It’s Tuesday. I never write on a Tuesday. Don’t know why I am today but either way, I am here.=
Before I tell you anything else I guess I should just jump out of the gate and tell you I have no fucking idea what I weigh today. My clothes fit. I didn’t die over the weekend or anything. So I’m alive. That’s going to have to be good enough for anyone reading this today. That scale will get lonely this week because for once while I fight other demons, it won’t get a chance to pile on or define me.
Over the weekend New Jersey started rolling back many of the things they let us do over the summer. Apparently you can get coronavirus after 10 PM much easier than you can at 6 PM. The fact that we did not have one set of rules across the country honestly boggles my mind. When you live really between three or four states like we do here in lower Bucks County Pennsylvania it is really fucked up. We live on the way to all these other places.
Yesterday, Philadelphia reeled back a lot of things that will kill local businesses. They keep closing things, sports, indoor dining and not being able to go to the gym. Well not all gyms are owned by big massive companies like LA fitness or planet fitness. Some gyms are owned by the guy next-door. How does that guy feed his family? How does that guy stay in business for his community? In the end after this virus, the only ones left are going to be massive corporations. Any type of mom and pop store doesn’t stand a chance.

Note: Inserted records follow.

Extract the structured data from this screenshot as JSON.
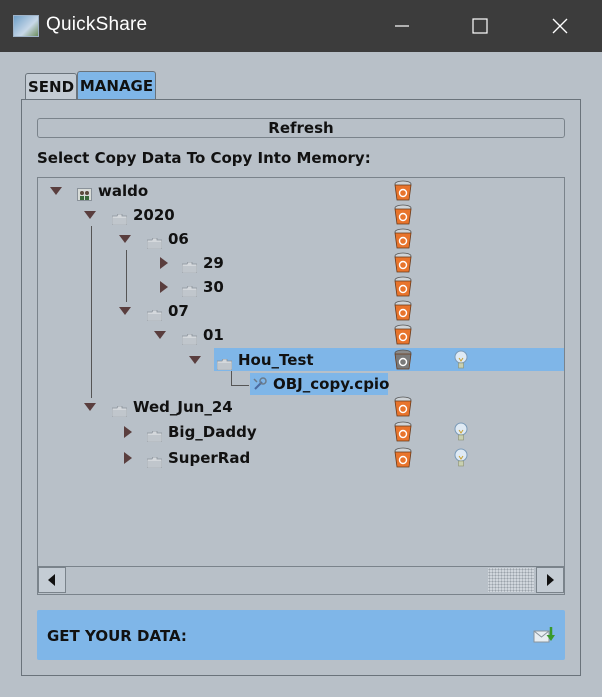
{
  "window": {
    "title": "QuickShare"
  },
  "tabs": [
    {
      "label": "SEND",
      "active": false
    },
    {
      "label": "MANAGE",
      "active": true
    }
  ],
  "manage": {
    "refresh_label": "Refresh",
    "prompt": "Select Copy Data To Copy Into Memory:",
    "tree": [
      {
        "label": "waldo",
        "icon": "user-folder-icon",
        "expanded": true
      },
      {
        "label": "2020",
        "icon": "folder-icon",
        "expanded": true
      },
      {
        "label": "06",
        "icon": "folder-icon",
        "expanded": true
      },
      {
        "label": "29",
        "icon": "folder-icon",
        "expanded": false
      },
      {
        "label": "30",
        "icon": "folder-icon",
        "expanded": false
      },
      {
        "label": "07",
        "icon": "folder-icon",
        "expanded": true
      },
      {
        "label": "01",
        "icon": "folder-icon",
        "expanded": true
      },
      {
        "label": "Hou_Test",
        "icon": "folder-icon",
        "expanded": true,
        "selected": true,
        "has_bulb": true
      },
      {
        "label": "OBJ_copy.cpio",
        "icon": "tool-icon",
        "selected": true
      },
      {
        "label": "Wed_Jun_24",
        "icon": "folder-icon",
        "expanded": true
      },
      {
        "label": "Big_Daddy",
        "icon": "folder-icon",
        "expanded": false,
        "has_bulb": true
      },
      {
        "label": "SuperRad",
        "icon": "folder-icon",
        "expanded": false,
        "has_bulb": true
      }
    ],
    "footer_label": "GET YOUR DATA:"
  },
  "colors": {
    "accent": "#7fb6e8",
    "background": "#b8c0c8",
    "titlebar": "#3c3c3c",
    "bucket": "#e8742c"
  }
}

I don’t have any answers. I kept rolling and not worrying about things I can’t control. I did not really want to let my guard down, but I did. I have no problem wearing a mask in public, I’ve had hand sanitizers everywhere I go. I have bottles in every car, backpack, you name it, clean masks everywhere as well. Spare masks for my friends. I can’t be locked down anymore. But guess what, that’s probably where we’re heading, we will have to do better. I don’t believe it’s all politics. But I don’t believe the politics doesn’t play a part in this.
Have you ever felt that you were in between flying and falling? There’s been this thing online all week about a Butch Walker challenge. It’s been a Butch Walker cover song challenge. This website is named after one of his songs. So I did my own cover this week to add to the bunch.
My cover will be at the bottom of the page here and I will share it with you. I hope you like it. Some of my favorite lyrics from the song are…..
“I Just want you to worry about me every once in a while, I just need a sign of life to get me by”
It just seems like everything is completely going to shit lately. I cannot pull myself out of the funk that I am in – to really concentrate on finding a new job. My resume sucks balls. I have friends testing for coronavirus. No one seems safe anymore. I have friends who are going to bury a parent shortly from this nasty virus. That’s just not fucking fair.
What the fuck did we do wrong?
Why is god punishing us?
Well I don’t read Facebook much as I try not to scroll up and down – But I keep reading about how this is unfair to the kids.
I’m not sure where this notion of fairness comes from but nothing could be farther from the truth because life is not fair. It never has been and never will be, while we can teach our children manners and the way they should treat people let’s not let them have the idea of everything in our life should, or will ever be fair. It gives a very unrealistic expectations. It can cause a lot of damage in the future – all we can do is deal with whatever happens and do our best. But going on Facebook and writing how it’s unfair that your kid can’t go to school or play soccer, or go to dance classes over and over again isn’t going to help your child whatsoever. If it helps you feel better then, whatever. So be it.
My heart hurts for the kids don’t get me wrong. I think a lot of my friends kids are stronger and more resilient than I am. I am seeing 1st report cards with straight A’s. All these honors. They got this. You got this.
Be proud of how you’ve been handling these past few months. You are perfect in every way. Be Proud of the silent battles you had to fight, the moments where you have to humble yourself, the times you had to wipe your own tears. You are enough. You are strong. Celebrate that strength.
I am not prone to show weakness. As down as I am, my wife even said, I know you… you already have a plan worked out in your head. I don’t know about that one but I have a brighter discontent right now. I have realistic expectations. I have realistic goals both with my weight… my workouts and job prospects going into a very dark winter.
Christmas has me a little anxious.
I think I am going to be a hobbit and just barricade myself inside here. No new friends.
And with that the Speakeasy is closed to the public. Ya’ll mother fuckers are dirty and I can’t have that shit.
Remember back in late march when we texted and zoomed and checked in on each other.. yup. good times.
Last week I rode the Peloton for over 60 or so miles. I went to the gym 5 days. I will rinse and repeat. I’ll try and shove less junk food in my mouth and a little less whiskey. I will just just do my best.
That’s what makes this life so wonderfully awesome
And horribly awful
Yet somehow it’s beautiful anyway
Keep fighting the good fight fuckers!